Precious Cargo: Who's Driving the Bus?

Joseph Ingle Bus Service safely shuttles hundreds of kids to schools along the South Shore every day. Owner Steve Ingle said he heavily vets each of his drivers, knowing that when parents put their kids on the bus, they put blind faith in the person behind the wheel, but he may be the exception.

"We're taking lives in our hands. Innocent lives," Ingle said. "Young lives — they trust us."

An NBC Boston Investigators review of 28 Massachusetts bus drivers' records and dozens of state bus certificate letters revealed an alarming number of drivers with a lengthy history of violations.

"Sometimes what we don't know is the problem," said Stephanie Gray, past president of the Massachusetts PTA.

Parents tells us they rely on schools to make sure. Schools say they trust the state to flag problems with driving records.

But NBC Boston's investigation found a breakdown in the system that may be putting dangerous drivers on the road.

"Public safety is their purview and the safety of children is no higher purview," Gray said.

In the records NBC Boston obtained through public records requests, the state would not release the names of drivers they've disciplined citing privacy concerns.

So we took media reports of recent school bus crashes and pulled the drivers' records, no matter whether they were at fault.

Even though it was a small sample, of the 28 drivers we reviewed, 50 percent had eight or more significant incidents on their record—crashes, speeding, license suspensions, using a cell phone, failure to yield to pedestrians, no child restraint, failure to stop for a school bus, among others.

Tom Scott heads the Massachusetts Association of School Superintendents.
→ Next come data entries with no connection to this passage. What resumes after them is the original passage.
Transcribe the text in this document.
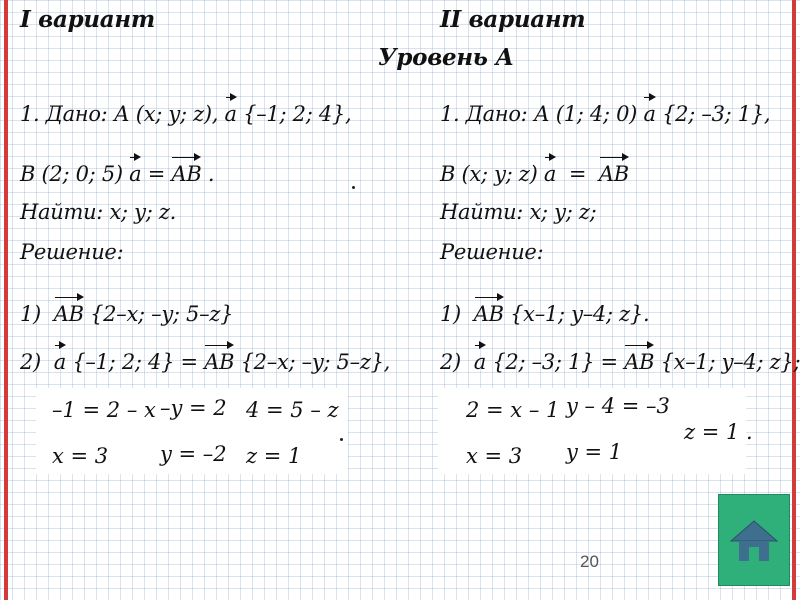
I вариант	II вариант
Уровень А
1. Дано: А (x; y; z), a {–1; 2; 4},
B (2; 0; 5) a = AB .
Найти: x; y; z.
Решение:
1) AB {2–x; –y; 5–z}
2) a {–1; 2; 4} = AB {2–x; –y; 5–z},
1. Дано: А (1; 4; 0) a {2; –3; 1},
B (x; y; z) a = AB
Найти: x; y; z;
Решение:
1) AB {x–1; y–4; z}.
2) a {2; –3; 1} = AB {x–1; y–4; z};
–1 = 2 – x –y = 2 4 = 5 – z
x = 3 y = –2 z = 1
2 = x – 1 y – 4 = –3
x = 3 y = 1
z = 1 .
20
He was stunned to see what the state deems acceptable.

Before one driver's last crash, she was found responsible in five other crashes, four cases of speeding, two cases of not restraining a child, and one failure to stop.

"Someone looked at this and made a judgment," Scott said. "What went into their thinking?"

Two separate state agencies together are responsible for bus

First, you need a commercial driver's license—and pass a road test, have a physical — from the Registry of Motor Vehicles.

Then you need a school bus certificate—and a review of criminal background, sex offender history, and driving record — from the Department of Public Utilities.

The Registry has the legal power to suspend or revoke a school bus driver's license on "reasonable grounds," but NBC Boston Investigators found that since 2010 the state has revoked certificates for just 21 out of about 11,000 drivers.

Spokespeople for both the Registry of Motor Vehicles and the Department of Public Utilities declined requests for interviews.

According to the RMV, a driver must have a "clean record," but DPU would not give us a definition of "clean," instead referring us back to the state statute.

The state said that school bus drivers have to be reviewed and re-approved every year, and they now require police to report any arrests to the RMV.

But one long time driver, who has never been arrested, has decades of infractions and keeps passing muster.

"There's no way that person should have a license," Scott said after reviewing the driver's history. "That’s a problem."

Of those most problematic drivers NBC Boston Investigators looked at — those with eight or more incidents — more than a third of them still have active school bus certificates.

"Somewhere, somehow, someone should have said stop," he said.

Scott said he plans to tell superintendents to monitor the hiring of their bus drivers more closely and demand the same of outside transportation contractors.